Anvar's work is mainly dedicated to the study of mystical literature as well as Persian romantic literature and its spiritual developments. Leili Anvar also contributes to the understanding of Sufism, Persian culture, history, literature, and spirituality.

===General research themes===
- Persian mystical literature (medieval period)
- Contemporary women's literature (Iran, Afghanistan)

===Ongoing research===
- The expression of love in Persian literature
- Articulation between secular poetry and mystical poetry
- Contemporary Afghan and Iranian women poets

As a translator and specialist in mystical literature, in addition to a large number of academic articles, she has notably worked on the works of the 13th-century Persian mystical poet Jalāl ad-Dīn Rūmī. She published Rūmī with Entrelacs editions, a book about the life and works of the poet, followed by an anthology of his works.

She directed the publication of an anthology of Arabic, Persian, and Turkish poetry titled Orient – Mille ans de poésie et de peinture (Orient - A Thousand Years of Poetry and Painting), for which she translated the Persian poems in 2009.

She is also credited with a biography of the Kurdish-Persian poet Malek Jân Ne’mati, followed by an anthology of her works: Malek Jân Ne’mati, 'Life is not short, but time is limited'.

She translated into French verse the Manṭiq-uṭ-Ṭayr a mystical masterpiece by the Persian poet Attar under the title Le Cantique des Oiseaux.

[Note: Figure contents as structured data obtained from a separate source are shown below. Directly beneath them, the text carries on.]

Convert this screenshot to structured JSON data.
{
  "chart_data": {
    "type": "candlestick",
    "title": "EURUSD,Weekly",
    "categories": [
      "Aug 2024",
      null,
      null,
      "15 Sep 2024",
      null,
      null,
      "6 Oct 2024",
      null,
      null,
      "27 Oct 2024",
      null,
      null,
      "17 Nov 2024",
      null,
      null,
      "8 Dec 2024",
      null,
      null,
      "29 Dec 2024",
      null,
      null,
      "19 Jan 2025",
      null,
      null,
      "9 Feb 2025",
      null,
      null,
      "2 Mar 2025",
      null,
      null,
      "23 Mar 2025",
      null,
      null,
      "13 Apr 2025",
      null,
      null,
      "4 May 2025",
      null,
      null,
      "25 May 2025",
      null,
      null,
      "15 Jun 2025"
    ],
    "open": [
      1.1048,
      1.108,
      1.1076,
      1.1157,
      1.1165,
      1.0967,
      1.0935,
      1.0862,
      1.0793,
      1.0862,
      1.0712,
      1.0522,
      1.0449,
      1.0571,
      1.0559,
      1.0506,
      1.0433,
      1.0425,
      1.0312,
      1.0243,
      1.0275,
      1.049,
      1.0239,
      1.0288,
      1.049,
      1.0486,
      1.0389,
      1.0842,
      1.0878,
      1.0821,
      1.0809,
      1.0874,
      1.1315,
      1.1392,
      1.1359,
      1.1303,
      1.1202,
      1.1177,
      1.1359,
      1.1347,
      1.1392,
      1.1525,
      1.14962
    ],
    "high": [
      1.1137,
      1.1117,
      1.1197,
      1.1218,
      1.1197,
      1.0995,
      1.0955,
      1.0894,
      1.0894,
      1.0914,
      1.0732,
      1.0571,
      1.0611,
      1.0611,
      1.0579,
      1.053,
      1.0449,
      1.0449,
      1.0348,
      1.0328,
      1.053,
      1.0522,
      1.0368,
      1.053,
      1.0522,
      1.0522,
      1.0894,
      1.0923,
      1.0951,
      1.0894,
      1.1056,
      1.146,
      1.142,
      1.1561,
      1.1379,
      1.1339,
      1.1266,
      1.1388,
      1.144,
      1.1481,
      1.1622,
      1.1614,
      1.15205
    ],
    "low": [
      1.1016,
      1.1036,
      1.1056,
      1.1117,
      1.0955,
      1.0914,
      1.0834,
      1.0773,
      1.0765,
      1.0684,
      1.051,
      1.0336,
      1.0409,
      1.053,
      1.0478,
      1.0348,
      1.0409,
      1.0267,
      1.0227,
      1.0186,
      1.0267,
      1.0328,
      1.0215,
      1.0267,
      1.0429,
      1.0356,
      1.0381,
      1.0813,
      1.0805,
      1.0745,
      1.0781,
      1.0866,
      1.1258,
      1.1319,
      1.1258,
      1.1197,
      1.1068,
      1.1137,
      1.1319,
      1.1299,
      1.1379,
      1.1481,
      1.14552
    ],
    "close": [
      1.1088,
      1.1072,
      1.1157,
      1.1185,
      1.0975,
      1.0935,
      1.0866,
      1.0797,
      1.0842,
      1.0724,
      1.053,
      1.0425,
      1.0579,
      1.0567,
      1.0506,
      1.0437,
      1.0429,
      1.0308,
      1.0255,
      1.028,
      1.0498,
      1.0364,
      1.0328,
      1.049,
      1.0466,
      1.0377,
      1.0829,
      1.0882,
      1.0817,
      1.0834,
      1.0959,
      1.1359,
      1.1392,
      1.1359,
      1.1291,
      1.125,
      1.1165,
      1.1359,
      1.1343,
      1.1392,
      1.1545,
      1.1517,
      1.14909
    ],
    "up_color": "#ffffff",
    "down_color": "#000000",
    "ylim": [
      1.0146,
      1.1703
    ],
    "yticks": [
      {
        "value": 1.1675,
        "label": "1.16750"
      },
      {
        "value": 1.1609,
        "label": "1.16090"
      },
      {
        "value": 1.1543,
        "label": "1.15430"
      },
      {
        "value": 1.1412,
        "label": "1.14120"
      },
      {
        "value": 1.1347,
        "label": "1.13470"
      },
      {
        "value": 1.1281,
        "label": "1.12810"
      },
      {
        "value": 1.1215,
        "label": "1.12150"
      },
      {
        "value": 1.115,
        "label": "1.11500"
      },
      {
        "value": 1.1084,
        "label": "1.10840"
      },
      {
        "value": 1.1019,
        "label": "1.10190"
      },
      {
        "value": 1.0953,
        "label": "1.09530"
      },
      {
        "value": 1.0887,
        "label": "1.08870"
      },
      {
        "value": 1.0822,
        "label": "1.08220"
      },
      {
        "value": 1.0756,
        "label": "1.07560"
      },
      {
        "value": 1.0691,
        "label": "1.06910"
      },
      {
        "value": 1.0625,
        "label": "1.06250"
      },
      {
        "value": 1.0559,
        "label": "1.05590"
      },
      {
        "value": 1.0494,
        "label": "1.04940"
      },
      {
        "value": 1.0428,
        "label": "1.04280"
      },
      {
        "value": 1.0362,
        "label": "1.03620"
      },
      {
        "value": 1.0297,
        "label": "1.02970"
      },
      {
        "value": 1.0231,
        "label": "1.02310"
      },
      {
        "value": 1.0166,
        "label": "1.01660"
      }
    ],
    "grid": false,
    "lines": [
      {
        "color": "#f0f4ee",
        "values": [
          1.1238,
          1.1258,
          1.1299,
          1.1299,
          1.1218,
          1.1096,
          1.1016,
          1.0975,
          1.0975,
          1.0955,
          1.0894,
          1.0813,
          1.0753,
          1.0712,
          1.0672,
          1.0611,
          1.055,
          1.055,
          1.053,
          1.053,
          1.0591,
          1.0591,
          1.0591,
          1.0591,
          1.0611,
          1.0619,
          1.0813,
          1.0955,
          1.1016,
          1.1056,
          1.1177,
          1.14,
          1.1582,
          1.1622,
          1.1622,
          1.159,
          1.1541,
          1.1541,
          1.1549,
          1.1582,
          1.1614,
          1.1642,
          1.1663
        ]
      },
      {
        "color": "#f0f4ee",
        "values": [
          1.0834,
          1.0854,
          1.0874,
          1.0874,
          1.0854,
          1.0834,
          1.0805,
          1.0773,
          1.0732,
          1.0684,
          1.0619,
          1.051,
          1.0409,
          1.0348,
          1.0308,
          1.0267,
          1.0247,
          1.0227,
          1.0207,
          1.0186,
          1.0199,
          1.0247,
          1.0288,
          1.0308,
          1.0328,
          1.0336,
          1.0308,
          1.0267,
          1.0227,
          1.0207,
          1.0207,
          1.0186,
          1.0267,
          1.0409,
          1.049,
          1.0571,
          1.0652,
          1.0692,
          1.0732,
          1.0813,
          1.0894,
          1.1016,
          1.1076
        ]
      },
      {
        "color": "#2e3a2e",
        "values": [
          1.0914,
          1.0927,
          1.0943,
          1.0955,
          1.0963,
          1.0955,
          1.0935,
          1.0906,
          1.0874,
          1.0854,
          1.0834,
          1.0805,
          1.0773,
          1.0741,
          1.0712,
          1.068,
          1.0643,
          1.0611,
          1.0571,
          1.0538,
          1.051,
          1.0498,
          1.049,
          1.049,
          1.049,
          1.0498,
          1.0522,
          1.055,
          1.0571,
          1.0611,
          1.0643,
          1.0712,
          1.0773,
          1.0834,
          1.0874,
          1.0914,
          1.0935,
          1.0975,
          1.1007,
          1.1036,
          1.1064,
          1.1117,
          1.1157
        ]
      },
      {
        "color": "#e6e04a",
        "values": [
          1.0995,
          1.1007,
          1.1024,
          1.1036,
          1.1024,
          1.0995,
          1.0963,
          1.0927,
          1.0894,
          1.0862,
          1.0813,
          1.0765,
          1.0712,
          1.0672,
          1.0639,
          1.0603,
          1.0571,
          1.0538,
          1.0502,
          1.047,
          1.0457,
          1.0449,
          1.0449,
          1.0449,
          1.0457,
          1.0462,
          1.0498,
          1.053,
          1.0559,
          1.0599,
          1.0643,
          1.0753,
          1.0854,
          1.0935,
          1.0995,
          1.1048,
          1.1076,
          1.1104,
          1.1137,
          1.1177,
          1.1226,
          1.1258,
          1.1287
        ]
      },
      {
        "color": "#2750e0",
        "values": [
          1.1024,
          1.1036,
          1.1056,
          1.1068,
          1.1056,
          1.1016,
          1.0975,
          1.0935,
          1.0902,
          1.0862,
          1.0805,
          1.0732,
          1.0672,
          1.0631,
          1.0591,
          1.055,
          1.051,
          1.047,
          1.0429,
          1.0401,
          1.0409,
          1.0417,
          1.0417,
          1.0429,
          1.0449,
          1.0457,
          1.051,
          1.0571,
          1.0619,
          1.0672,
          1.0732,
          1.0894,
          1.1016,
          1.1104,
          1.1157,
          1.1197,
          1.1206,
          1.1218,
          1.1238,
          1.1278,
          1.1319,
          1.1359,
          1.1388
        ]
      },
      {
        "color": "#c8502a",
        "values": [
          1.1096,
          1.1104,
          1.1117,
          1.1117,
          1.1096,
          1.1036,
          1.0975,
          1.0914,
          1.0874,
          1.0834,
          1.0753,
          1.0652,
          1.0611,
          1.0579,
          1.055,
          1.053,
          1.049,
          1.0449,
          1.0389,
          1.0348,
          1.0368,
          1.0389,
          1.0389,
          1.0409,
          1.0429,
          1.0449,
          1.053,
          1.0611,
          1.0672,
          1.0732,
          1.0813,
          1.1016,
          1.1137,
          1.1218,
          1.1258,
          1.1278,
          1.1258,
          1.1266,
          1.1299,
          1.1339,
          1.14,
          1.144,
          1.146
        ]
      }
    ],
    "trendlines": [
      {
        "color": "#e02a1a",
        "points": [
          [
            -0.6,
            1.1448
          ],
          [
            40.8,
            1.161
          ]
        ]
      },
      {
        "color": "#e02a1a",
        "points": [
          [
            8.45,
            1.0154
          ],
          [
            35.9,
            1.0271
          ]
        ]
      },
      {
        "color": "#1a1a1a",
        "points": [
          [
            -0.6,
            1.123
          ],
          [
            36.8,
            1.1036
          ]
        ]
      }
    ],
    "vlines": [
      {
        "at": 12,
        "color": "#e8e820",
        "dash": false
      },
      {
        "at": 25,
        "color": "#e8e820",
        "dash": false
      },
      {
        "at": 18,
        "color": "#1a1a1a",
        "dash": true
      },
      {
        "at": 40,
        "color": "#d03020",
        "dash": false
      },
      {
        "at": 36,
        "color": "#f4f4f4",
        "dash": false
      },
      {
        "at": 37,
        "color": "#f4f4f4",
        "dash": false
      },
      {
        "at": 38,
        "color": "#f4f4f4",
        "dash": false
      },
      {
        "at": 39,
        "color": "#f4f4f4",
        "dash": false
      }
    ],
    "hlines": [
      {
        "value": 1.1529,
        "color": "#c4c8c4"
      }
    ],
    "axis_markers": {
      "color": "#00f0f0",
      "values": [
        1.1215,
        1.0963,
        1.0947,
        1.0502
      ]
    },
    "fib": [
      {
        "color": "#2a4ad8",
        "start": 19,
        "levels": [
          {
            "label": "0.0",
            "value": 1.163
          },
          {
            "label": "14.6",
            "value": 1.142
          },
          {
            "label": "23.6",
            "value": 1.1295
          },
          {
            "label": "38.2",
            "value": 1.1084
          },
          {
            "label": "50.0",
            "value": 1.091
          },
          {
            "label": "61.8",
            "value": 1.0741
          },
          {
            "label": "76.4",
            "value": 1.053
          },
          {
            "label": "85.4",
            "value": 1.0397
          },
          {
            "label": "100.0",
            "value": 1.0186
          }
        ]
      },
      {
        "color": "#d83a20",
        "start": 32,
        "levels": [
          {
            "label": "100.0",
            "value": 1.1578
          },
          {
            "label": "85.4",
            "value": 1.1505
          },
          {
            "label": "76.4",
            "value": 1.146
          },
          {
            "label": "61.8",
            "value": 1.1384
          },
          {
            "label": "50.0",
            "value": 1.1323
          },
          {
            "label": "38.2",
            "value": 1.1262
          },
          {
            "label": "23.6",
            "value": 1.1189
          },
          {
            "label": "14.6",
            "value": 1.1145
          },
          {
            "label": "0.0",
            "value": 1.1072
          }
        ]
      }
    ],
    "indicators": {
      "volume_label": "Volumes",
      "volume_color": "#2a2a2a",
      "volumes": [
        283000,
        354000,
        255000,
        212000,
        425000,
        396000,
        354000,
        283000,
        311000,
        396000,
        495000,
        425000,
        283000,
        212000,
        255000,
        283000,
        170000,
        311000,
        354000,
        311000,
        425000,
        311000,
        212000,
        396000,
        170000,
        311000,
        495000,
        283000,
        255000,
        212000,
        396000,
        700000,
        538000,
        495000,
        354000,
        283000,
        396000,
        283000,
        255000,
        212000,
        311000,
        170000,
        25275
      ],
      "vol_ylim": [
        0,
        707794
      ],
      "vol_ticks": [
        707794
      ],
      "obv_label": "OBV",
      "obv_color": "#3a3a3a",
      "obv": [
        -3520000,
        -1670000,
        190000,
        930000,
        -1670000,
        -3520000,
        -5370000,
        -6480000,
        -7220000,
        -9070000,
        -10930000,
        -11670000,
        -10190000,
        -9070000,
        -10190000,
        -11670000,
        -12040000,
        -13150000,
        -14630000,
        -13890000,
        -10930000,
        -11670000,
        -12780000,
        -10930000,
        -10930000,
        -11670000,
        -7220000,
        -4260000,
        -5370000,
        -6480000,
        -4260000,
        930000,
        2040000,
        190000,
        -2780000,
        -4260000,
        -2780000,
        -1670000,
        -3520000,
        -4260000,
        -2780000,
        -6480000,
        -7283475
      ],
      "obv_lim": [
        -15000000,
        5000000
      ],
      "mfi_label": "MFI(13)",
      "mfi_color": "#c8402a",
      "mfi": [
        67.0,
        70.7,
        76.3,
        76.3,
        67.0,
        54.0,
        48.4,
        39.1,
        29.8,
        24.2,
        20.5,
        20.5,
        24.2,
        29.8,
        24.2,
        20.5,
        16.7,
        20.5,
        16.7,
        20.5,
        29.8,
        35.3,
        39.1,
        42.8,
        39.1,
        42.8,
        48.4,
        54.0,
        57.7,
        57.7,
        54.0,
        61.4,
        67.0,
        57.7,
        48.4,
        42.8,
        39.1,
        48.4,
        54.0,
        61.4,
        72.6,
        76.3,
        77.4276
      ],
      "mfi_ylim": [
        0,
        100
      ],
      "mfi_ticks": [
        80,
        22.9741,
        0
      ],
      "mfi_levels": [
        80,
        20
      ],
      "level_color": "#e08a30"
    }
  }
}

In 2021, she published the translation of Layla and Majnun by Jami, illustrated by Oriental miniatures.

== Books ==

- Mawlânâ Djalâl Od-Dîn Rûmî, "Rumi", textes choisis et présentés par Leili Anvar, 2011, Points, coll. « Sagesses » ISBN 9782757814307
- Paroles de Vérités d'Ostad Elahi, traduction inédite, éditions Albin Michel, 2014
- Le Cantique des oiseaux d‘Attâr illustré par la peinture en Islam d'Orient, new verse translation, éditions Diane de Selliers, 2012 ISBN 978-2-36437-003-6
- 'Taking Flight', introduction (transl. John Adamson) to Farīd-od-Dīn 'Attār's The Canticle of the Birds (verse transl. from the Persian by Afkham Darbandi and Dick Davis), illustrated through Persian and eastern Islamic art, éditions Diane de Selliers 2013 ISBN 978-2-36437-031-9
- Malek Jân Ne'mati : la vie n'est pas courte mais le temps est compté, éditions Diane de Selliers, 2007 ISBN 978-2903656416
- Rûmî, Entrelacs, 2004 ISBN 290-8606178
- Trésors dévoilés : anthologie de l'islam spirituel (avec Makram Abbes), éditions du Seuil, 2009 ISBN 978-2-02-096402-9
- Orient : mille ans de poésie et de peinture, éditions Diane de Selliers, 2004 ISBN 978-2-903656-43-0
- Jâmi (2021). "Leyli et Majnûn"
- "Le Cri des femmes afghanes" (2022)

== Honours and awards ==
- Chevalière of the ordre des Arts et des Lettres
- Winner of the Iran Book Award 2014 in the literary translation category.